Вопрос в том, что понимать под реализмом. Реализм как антитеза формализму? Я вспоминаю, как Пикассо - я наблюдал его вблизи лишь 10 минут сказал с клоунской миной: высказываются против формализма - о, я тоже против формализма, да только мы не одно и то же имеем в виду. Он сказал это Фадееву на конгрессе сторонников мира в 1948 году во Вроцлаве. Конечно, большие дискуссии о социалистическом реализме известны вам лучше, чем мне. Произведения искусства на полотне или в бронзе, которые помечены этим знаком, быстро состарились. Вы видели в Цюрихе дом, где жил Ленин до того, как вернулся в Россию в 1917 году? На той же улице, как раз в соседнем доме, лет за сто до этого жил Георг Бюхнер, немецкий поэт, скончавшийся здесь в эмиграции двадцати трех лет от роду. Бюхнер создал первую в немецкой литературе пролетарскую фигуру - Войцека. И он сказал (имея в виду искусство): "Я требую во всем жизни, возможности бытия, тогда это хорошо; мы не должны спрашивать, красиво это или уродливо. Ощущение, что это исполнено жизни, выше этих соображений и является единственным критерием в вопросах искусства". Это и есть то, что я понимаю под реализмом в искусстве: правдивое отображение исторической реальности со всеми ее противоречиями, то есть отображение без прикрас.
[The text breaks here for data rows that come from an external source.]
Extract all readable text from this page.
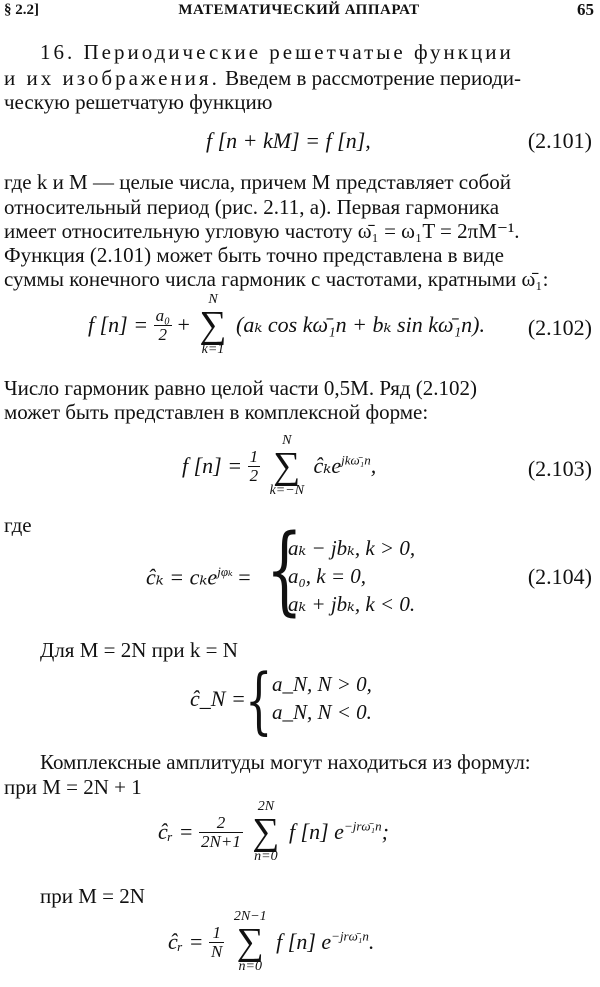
§ 2.2]	МАТЕМАТИЧЕСКИЙ АППАРАТ	65
16. Периодические решетчатые функции
и их изображения. Введем в рассмотрение периоди-
ческую решетчатую функцию
f [n + kM] = f [n],	(2.101)
где k и M — целые числа, причем M представляет собой
относительный период (рис. 2.11, a). Первая гармоника
имеет относительную угловую частоту ω̄₁ = ω₁T = 2πM⁻¹.
Функция (2.101) может быть точно представлена в виде
суммы конечного числа гармоник с частотами, кратными ω̄₁:
f $[n] = \frac{\text{a₀}}{2}$ +
N
∑
k=1
(aₖ cos kω̄₁n + bₖ sin kω̄₁n). (2.102)
Число гармоник равно целой части 0,5M. Ряд (2.102)
может быть представлен в комплексной форме:
f $[n] = \frac{1}{2}$

N
∑
k=−N
ĉₖe$^{jk\omegā_1n}$,	(2.103)
где
ĉₖ = cₖe$^{j\varphi_k}$ = {
aₖ − jbₖ, k > 0,
a₀, k = 0,
aₖ + jbₖ, k < 0.
(2.104)
Для M = 2N при k = N
ĉ_N = { a_N, N > 0,
a_N, N < 0.
Комплексные амплитуды могут находиться из формул:
при M = 2N + 1
ĉᵣ = $\frac{2}{2N+1}$

2N
∑
n=0
f [n] $e^{-jr\omegā_1n}$;
при M = 2N
ĉᵣ = $\frac{1}{N}$

2N−1
∑
n=0
f [n] $e^{-jr\omegā_1n}$.
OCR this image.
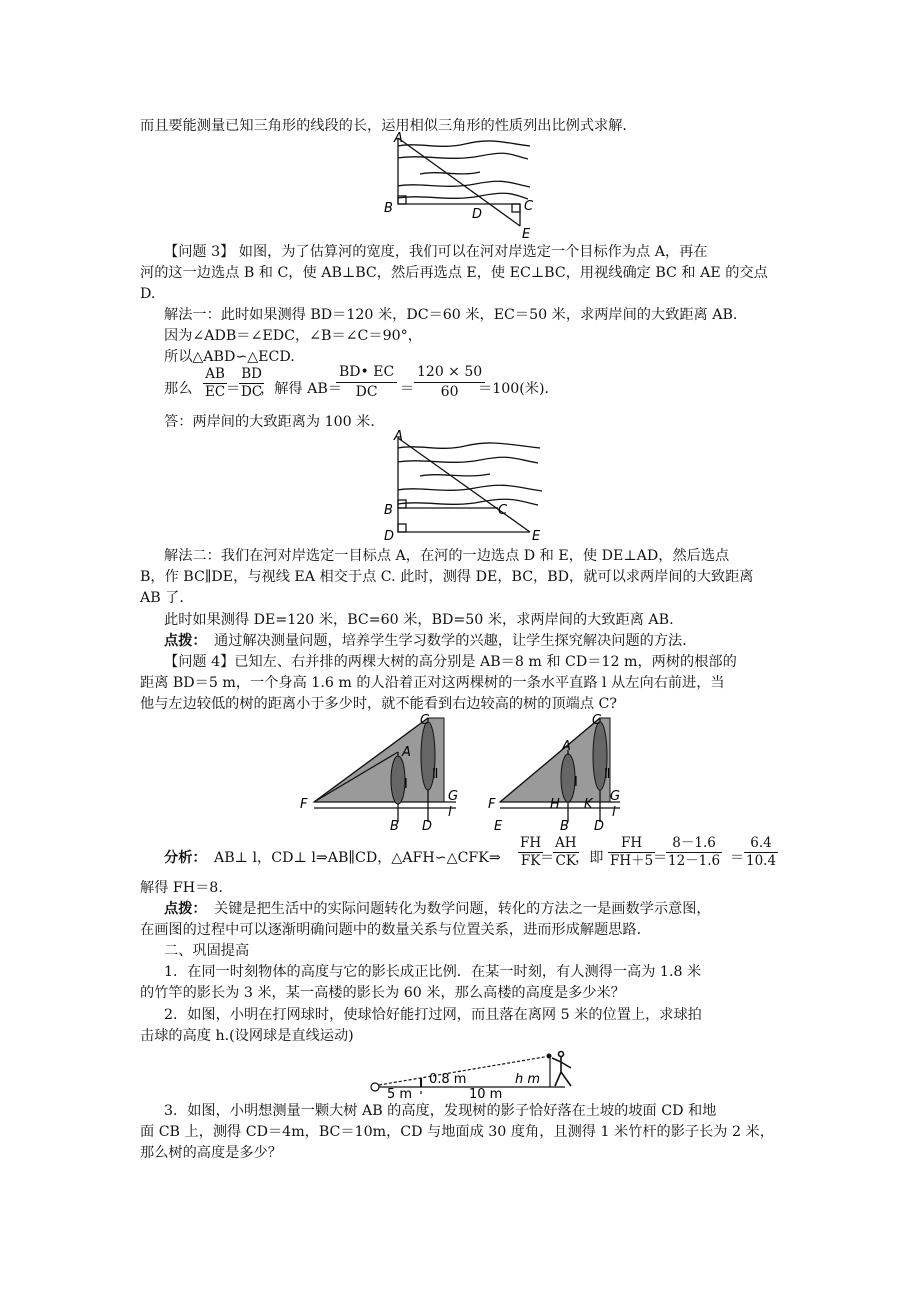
而且要能测量已知三角形的线段的长，运用相似三角形的性质列出比例式求解．
A
B	D
C
E
【问题 3】 如图，为了估算河的宽度，我们可以在河对岸选定一个目标作为点 A，再在
河的这一边选点 B 和 C，使 AB⊥BC，然后再选点 E，使 EC⊥BC，用视线确定 BC 和 AE 的交点
D.
解法一：此时如果测得 BD＝120 米，DC＝60 米，EC＝50 米，求两岸间的大致距离 AB.
因为∠ADB＝∠EDC，∠B＝∠C＝90°，
所以△ABD∽△ECD.
那么 $\frac{AB}{EC}$
＝
$\frac{BD}{DC}$
，解得 AB＝
$\frac{BD• EC}{DC} = \frac{120 \times 50}{60}$
＝100(米)．
答：两岸间的大致距离为 100 米．
A
B	C
D	E
解法二：我们在河对岸选定一目标点 A，在河的一边选点 D 和 E，使 DE⊥AD，然后选点
B，作 BC∥DE，与视线 EA 相交于点 C. 此时，测得 DE，BC，BD，就可以求两岸间的大致距离
AB 了．
此时如果测得 DE=120 米，BC=60 米，BD=50 米，求两岸间的大致距离 AB.
点拨： 通过解决测量问题，培养学生学习数学的兴趣，让学生探究解决问题的方法．
【问题 4】已知左、右并排的两棵大树的高分别是 AB＝8 m 和 CD＝12 m，两树的根部的
距离 BD＝5 m，一个身高 1.6 m 的人沿着正对这两棵树的一条水平直路 l 从左向右前进，当
他与左边较低的树的距离小于多少时，就不能看到右边较高的树的顶端点 C?
C
A
Ⅰ
Ⅱ
F
G
l
B D
C
A
Ⅰ
Ⅱ
F
G
H K
l
E	B D
分析： AB⊥ l，CD⊥ l⇒AB∥CD，△AFH∽△CFK⇒ $\frac{FH}{FK}$
＝
$\frac{AH}{CK}$
，即 $\frac{FH}{FH+5}$
＝
$\frac{8-1.6}{12-1.6} = \frac{6.4}{10.4}$
解得 FH＝8.
点拨： 关键是把生活中的实际问题转化为数学问题，转化的方法之一是画数学示意图，
在画图的过程中可以逐渐明确问题中的数量关系与位置关系，进而形成解题思路．
二、巩固提高
1．在同一时刻物体的高度与它的影长成正比例．在某一时刻，有人测得一高为 1.8 米
的竹竿的影长为 3 米，某一高楼的影长为 60 米，那么高楼的高度是多少米？
2．如图，小明在打网球时，使球恰好能打过网，而且落在离网 5 米的位置上，求球拍
击球的高度 h.(设网球是直线运动)
0.8 m	h m
5 m	10 m
3．如图，小明想测量一颗大树 AB 的高度，发现树的影子恰好落在土坡的坡面 CD 和地
面 CB 上，测得 CD＝4m，BC＝10m，CD 与地面成 30 度角，且测得 1 米竹杆的影子长为 2 米，
那么树的高度是多少？
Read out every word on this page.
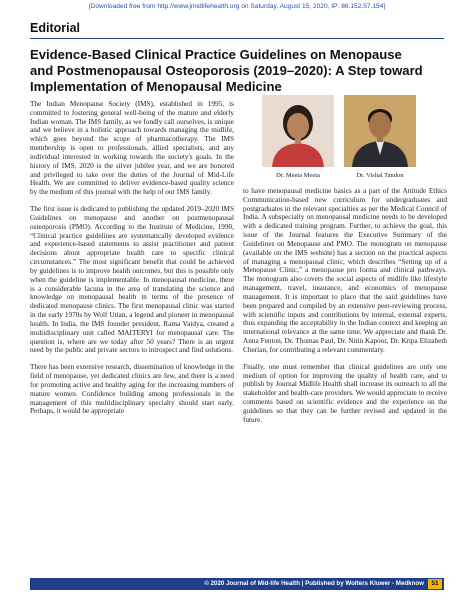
[Downloaded free from http://www.jmidlifehealth.org on Saturday, August 15, 2020, IP: 86.152.57.154]
Editorial
Evidence-Based Clinical Practice Guidelines on Menopause
and Postmenopausal Osteoporosis (2019–2020): A Step toward
Implementation of Menopausal Medicine

The Indian Menopause Society (IMS), established in 1995, is committed to fostering general well-being of the mature and elderly Indian woman. The IMS family, as we fondly call ourselves, is unique and we believe in a holistic approach towards managing the midlife, which goes beyond the scope of pharmacotherapy. The IMS membership is open to professionals, allied specialists, and any individual interested in working towards the society's goals. In the history of IMS, 2020 is the silver jubilee year, and we are honored and privileged to take over the duties of the Journal of Mid-Life Health. We are committed to deliver evidence-based quality science by the medium of this journal with the help of our IMS family.

The first issue is dedicated to publishing the updated 2019–2020 IMS Guidelines on menopause and another on postmenopausal osteoporosis (PMO). According to the Institute of Medicine, 1990, “Clinical practice guidelines are systematically developed evidence and experience-based statements to assist practitioner and patient decisions about appropriate health care to specific clinical circumstances.” The most significant benefit that could be achieved by guidelines is to improve health outcomes, but this is possible only when the guideline is implementable. In menopausal medicine, there is a considerable lacuna in the area of translating the science and knowledge on menopausal health in terms of the presence of dedicated menopause clinics. The first menopausal clinic was started in the early 1970s by Wolf Utian, a legend and pioneer in menopausal health. In India, the IMS founder president, Rama Vaidya, created a multidisciplinary unit called MAITERYI for menopausal care. The question is, where are we today after 50 years? There is an urgent need by the public and private sectors to introspect and find solutions.

There has been extensive research, dissemination of knowledge in the field of menopause, yet dedicated clinics are few, and there is a need for promoting active and healthy aging for the increasing numbers of mature women. Confidence building among professionals in the management of this multidisciplinary specialty should start early. Perhaps, it would be appropriate

Dr. Meeta Meeta	Dr. Vishal Tandon

to have menopausal medicine basics as a part of the Attitude Ethics Communication-based new curriculum for undergraduates and postgraduates in the relevant specialties as per the Medical Council of India. A subspecialty on menopausal medicine needs to be developed with a dedicated training program. Further, to achieve the goal, this issue of the Journal features the Executive Summary of the Guidelines on Menopause and PMO. The monogram on menopause (available on the IMS website) has a section on the practical aspects of managing a menopausal clinic, which describes “Setting up of a Menopause Clinic,” a menopause pro forma and clinical pathways. The monogram also covers the social aspects of midlife like lifestyle management, travel, insurance, and economics of menopause management. It is important to place that the said guidelines have been prepared and compiled by an extensive peer-reviewing process, with scientific inputs and contributions by internal, external experts, thus expanding the acceptability in the Indian context and keeping an international relevance at the same time. We appreciate and thank Dr. Anna Fenton, Dr. Thomas Paul, Dr. Nitin Kapoor, Dr. Kripa Elizabeth Cherian, for contributing a relevant commentary.

Finally, one must remember that clinical guidelines are only one medium of option for improving the quality of health care, and to publish by Journal Midlife Health shall increase its outreach to all the stakeholder and health-care providers. We would appreciate to receive comments based on scientific evidence and the experience on the guidelines so that they can be further revised and updated in the future.

© 2020 Journal of Mid-life Health | Published by Wolters Kluwer - Medknow	51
Как в нашем классическом реализме XIX века?
Великим реалистом я назвал бы Толстого. Да. Но к реалистам я отношу Сервантеса и Свифта, Джозефа Конрада, Мелвилла. И Кафку тоже. Существует и некий пророческий реализм.
А кто более близок Вам из наших русских классиков?
Толстой? Гоголь? Пастернак? А Пушкин? Первым русским писателем, который очаровал меня, был Достоевский. Давно не перечитывал его. Восхищаюсь Горьким. А Исаак Бабель? Сейчас я перечитываю Антона Чехова, которого люблю. Все это великие писатели, если мы согласны в том, что великого писателя отличает объективное знание человека и правдивость отображения. Этим и важен для нас большой писатель. Да, именно объективное знание человека, открытая сила переживания и есть инженерия человечности.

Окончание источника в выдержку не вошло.